X_train, X_test, y_train, y_test = train_test_split(X, y, test_size = 0.3, random_state = 123)
clf = LogisticRegression()
clf.fit(X_train,y_train)
y_pred = clf.predict(X_test)
print(classification_report(y_test, y_pred))
from sklearn.preprocessing import StandardScaler
scaler = StandardScaler()
date_col = scaler.fit_transform(X[:,1].reshape(-1,1))
X[:,1]=date_col.reshape(-1)
probs = clf.predict_proba(X_test)
print(probs)
def print_formula(weights,intercept,labels,target):
  print(f'{target} = ')
  for i in range(len(weights)):
    print(f'\t{weights[i]: .3g}\t* {labels[i]} +')

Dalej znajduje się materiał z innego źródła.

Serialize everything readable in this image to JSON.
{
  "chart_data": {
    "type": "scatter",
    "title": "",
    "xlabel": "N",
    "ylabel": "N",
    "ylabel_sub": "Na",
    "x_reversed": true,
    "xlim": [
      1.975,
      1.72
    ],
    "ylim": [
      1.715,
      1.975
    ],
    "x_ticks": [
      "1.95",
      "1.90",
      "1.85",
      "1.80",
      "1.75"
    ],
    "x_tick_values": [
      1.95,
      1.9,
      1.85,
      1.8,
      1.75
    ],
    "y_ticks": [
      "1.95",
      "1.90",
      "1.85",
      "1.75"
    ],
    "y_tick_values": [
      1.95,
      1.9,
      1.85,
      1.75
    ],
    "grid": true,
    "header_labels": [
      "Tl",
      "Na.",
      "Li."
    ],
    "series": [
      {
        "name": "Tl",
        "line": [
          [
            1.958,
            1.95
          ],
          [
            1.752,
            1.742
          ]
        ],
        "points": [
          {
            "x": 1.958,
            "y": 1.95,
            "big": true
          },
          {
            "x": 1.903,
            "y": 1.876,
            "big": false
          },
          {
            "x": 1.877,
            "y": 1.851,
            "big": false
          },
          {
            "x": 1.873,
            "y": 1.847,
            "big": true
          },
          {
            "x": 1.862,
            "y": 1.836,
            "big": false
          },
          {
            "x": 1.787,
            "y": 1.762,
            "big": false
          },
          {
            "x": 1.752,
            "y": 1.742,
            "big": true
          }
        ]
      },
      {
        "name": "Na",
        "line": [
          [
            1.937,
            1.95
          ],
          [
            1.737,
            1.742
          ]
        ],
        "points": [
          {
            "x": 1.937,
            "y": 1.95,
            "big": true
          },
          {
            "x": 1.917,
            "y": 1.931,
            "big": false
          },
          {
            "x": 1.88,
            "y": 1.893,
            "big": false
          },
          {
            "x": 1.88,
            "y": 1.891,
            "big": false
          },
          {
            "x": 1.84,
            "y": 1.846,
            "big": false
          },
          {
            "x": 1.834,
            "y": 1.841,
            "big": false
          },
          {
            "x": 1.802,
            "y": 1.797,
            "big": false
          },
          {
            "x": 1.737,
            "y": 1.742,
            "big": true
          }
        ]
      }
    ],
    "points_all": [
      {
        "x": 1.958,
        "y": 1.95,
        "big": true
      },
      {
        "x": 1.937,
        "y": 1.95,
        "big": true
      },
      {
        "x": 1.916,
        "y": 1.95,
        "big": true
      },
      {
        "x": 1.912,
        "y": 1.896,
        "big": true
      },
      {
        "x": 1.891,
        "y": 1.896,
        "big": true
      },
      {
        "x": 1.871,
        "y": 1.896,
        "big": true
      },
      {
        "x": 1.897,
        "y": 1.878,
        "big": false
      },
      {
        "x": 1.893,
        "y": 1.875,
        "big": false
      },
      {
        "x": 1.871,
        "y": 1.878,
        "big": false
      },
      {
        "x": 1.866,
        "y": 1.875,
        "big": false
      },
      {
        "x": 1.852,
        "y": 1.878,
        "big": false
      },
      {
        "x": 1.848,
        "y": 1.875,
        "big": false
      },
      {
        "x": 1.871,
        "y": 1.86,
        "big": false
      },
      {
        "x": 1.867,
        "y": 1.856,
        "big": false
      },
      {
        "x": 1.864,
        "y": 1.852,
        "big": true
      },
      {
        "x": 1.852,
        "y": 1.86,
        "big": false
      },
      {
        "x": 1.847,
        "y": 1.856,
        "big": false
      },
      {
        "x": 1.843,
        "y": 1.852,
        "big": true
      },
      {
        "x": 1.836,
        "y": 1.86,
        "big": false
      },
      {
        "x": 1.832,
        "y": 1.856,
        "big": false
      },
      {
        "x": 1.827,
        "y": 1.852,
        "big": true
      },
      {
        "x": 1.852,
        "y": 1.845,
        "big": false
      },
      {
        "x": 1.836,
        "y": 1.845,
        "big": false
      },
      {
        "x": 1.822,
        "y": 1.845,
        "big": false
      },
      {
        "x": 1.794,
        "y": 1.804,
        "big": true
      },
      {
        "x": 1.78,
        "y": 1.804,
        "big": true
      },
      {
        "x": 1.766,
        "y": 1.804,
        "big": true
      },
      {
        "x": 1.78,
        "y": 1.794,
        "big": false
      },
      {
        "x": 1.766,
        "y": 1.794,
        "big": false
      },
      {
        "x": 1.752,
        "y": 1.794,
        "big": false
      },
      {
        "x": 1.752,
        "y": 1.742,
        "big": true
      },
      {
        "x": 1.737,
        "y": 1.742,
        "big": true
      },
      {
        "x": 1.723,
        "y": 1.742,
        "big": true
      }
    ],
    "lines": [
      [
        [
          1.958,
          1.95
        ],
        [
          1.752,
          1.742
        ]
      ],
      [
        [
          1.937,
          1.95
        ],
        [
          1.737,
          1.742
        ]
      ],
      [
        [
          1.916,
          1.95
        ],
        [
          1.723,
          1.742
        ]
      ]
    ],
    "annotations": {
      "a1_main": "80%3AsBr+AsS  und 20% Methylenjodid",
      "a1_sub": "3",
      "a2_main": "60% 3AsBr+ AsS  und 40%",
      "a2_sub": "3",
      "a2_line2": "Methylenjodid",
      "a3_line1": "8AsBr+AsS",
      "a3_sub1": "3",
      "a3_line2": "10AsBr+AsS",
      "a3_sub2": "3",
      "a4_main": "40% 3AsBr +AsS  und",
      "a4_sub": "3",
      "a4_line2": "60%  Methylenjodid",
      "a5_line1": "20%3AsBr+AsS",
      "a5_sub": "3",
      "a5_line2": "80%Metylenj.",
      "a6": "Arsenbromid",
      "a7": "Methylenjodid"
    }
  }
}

  print(f'\t{intercept:.8}')
 
print_formula(clf.coef_[0],clf.intercept_[0],df3.columns,'log(odds zdal)')

Kod do punktu 5.8

import tensorflow as tf
from keras import layers
from keras import models
from keras.models import Sequential,InputLayer
from keras.layers import Dense
 
tf.random.set_seed(123)
model = models.Sequential()
model.add(layers.InputLayer(input_shape=(X.shape[1],)))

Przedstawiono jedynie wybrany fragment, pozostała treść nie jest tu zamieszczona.